Reactivity,
and the corresponding fight, flight, or freeze responses often associated with
it, have historical precedent in our lives. In other words, they are virtually
programmed into our psyche through our family of origin, life experiences, or
just plain human frailty. James and John’s response to the Samaritan village
that rejected Jesus is a case of reactivity, “Lord, should we call down fire
from heaven to consume them?!!” they asked. “Good heavens no!!” Was Jesus
response [Miles paraphrase]. “I don’t do things like that, and neither should
you.” Their reactivity to being rejected by Gentiles was tied into their
Jewishness and the cultural climate of the day.
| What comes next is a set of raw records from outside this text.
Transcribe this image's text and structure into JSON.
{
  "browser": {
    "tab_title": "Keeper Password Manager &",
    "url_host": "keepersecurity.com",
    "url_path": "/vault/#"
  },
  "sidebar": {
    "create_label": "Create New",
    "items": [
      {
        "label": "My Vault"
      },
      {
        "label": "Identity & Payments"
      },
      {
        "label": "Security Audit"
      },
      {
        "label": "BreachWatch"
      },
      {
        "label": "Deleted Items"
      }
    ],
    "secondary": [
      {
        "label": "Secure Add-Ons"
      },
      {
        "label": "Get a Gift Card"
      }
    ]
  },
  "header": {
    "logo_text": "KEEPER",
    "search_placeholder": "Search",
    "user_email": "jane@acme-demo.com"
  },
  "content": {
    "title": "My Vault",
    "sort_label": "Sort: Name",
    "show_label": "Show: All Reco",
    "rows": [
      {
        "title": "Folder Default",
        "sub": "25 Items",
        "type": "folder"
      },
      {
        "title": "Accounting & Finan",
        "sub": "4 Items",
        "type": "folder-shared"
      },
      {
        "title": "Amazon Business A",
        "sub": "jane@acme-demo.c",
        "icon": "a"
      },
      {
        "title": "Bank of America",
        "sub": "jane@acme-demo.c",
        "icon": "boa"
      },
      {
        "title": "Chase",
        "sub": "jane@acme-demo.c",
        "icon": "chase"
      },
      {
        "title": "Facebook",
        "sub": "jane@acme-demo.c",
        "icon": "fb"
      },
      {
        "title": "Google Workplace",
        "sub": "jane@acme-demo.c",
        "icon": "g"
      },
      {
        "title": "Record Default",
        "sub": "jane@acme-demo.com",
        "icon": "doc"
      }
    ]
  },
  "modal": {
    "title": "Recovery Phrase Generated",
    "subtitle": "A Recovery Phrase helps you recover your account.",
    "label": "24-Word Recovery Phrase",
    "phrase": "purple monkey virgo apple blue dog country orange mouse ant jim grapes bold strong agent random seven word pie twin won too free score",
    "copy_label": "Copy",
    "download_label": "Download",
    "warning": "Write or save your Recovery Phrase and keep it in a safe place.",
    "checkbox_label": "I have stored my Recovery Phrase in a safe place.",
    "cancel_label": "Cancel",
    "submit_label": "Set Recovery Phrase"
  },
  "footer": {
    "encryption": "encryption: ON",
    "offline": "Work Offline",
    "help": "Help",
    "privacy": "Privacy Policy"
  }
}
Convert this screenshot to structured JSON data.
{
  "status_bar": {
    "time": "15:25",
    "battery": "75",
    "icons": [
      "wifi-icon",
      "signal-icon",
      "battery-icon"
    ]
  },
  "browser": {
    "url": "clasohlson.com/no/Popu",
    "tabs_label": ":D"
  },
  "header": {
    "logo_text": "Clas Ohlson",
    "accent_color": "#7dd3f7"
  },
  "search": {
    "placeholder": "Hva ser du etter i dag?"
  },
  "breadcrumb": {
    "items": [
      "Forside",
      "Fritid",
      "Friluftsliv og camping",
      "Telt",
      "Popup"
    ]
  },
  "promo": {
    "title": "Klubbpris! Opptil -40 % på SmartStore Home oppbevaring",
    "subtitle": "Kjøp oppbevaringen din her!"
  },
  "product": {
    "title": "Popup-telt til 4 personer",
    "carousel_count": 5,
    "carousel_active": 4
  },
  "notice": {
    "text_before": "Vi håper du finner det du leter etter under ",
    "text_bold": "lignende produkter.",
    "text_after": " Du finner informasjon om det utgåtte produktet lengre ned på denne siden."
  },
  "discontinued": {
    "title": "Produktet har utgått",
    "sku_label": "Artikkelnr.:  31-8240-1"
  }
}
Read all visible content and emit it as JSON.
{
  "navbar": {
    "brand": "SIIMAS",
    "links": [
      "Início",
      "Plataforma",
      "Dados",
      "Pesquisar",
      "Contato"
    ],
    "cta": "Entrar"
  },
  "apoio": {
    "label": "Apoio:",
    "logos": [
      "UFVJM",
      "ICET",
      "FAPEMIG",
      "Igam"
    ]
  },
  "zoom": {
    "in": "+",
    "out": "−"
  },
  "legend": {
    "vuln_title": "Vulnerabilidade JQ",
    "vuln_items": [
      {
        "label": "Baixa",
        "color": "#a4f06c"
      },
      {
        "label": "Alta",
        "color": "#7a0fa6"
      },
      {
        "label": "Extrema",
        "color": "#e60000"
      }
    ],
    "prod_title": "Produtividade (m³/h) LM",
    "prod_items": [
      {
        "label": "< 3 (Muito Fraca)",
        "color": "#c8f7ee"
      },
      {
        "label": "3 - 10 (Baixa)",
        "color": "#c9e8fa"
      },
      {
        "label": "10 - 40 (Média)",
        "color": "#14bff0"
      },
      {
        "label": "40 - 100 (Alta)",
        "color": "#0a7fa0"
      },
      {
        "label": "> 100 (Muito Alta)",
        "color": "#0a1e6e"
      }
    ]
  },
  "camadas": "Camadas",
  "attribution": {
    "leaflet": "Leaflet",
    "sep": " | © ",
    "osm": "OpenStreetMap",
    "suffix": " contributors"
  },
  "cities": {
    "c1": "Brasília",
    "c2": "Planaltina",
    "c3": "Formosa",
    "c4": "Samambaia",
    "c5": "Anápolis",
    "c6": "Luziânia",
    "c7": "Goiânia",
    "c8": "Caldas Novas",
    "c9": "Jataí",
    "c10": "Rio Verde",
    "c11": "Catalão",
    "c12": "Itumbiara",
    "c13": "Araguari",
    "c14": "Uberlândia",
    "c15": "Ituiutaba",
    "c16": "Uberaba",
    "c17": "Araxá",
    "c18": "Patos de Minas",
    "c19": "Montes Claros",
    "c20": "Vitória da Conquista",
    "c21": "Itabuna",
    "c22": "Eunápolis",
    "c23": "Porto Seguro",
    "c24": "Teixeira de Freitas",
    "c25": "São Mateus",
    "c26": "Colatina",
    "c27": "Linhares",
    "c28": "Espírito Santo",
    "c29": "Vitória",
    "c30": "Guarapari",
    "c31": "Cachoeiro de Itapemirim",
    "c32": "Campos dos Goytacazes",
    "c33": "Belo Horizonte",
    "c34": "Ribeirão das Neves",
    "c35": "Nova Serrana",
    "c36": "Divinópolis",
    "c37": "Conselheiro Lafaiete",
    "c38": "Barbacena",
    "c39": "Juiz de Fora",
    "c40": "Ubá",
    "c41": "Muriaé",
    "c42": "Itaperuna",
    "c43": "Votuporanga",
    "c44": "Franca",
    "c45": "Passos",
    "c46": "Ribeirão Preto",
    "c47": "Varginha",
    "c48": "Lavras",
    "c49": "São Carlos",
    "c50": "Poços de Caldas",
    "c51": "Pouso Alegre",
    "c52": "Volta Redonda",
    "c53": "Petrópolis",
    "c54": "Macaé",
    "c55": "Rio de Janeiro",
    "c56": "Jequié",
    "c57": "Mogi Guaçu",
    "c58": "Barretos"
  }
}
The same is true for us.
Why
do we react when a parent or a spouse or a friend or an enemy states an obvious
opinion as if it was fact? Why do we react when a coworker blames us for
something we know we didn’t do? Why do we react when our expectations, even
those that are really unrealistic, aren’t met? Why do we react when people
don’t act or think the way we think they should act or think? Why do we react
when others do stuff that is problematic for us when we’ve never told them its
problematic for us?
In
reality, reactivity tells us something about ourselves. Here’s what I think: reactivity
tells us that something other than God is being used to validate our worth,
significance, prestige or reputation. In short, reactivity flows from idolatry.
And idolatry flows from the sense that something other than God will give me
joy, happiness or life. Merle Jordon in his book, Taking on the Gods, says “Essentially, persons are created in the
image of God and only in being true to that inner self, linked with God, will
emotional and spiritual well-being flow. When a person takes his or her
identity from that which is less that the Ultimate Source of Being, then the
sense of self is distorted. Various defenses
[emphasis mine] and emotional and physical symptoms may appear over time which
are covert modes of communicating that one is out of touch with one’s true self
and with the true God.” (pg. 24)
Truthfully,
we all do this. Some of us are just more overt about it than others. We may
react by quietly stewing for weeks over some perceived slight. Or we may
explode or become caustic or gossip or trash another person behind their back.
All of this tells us more about ourselves than we are often willing to admit.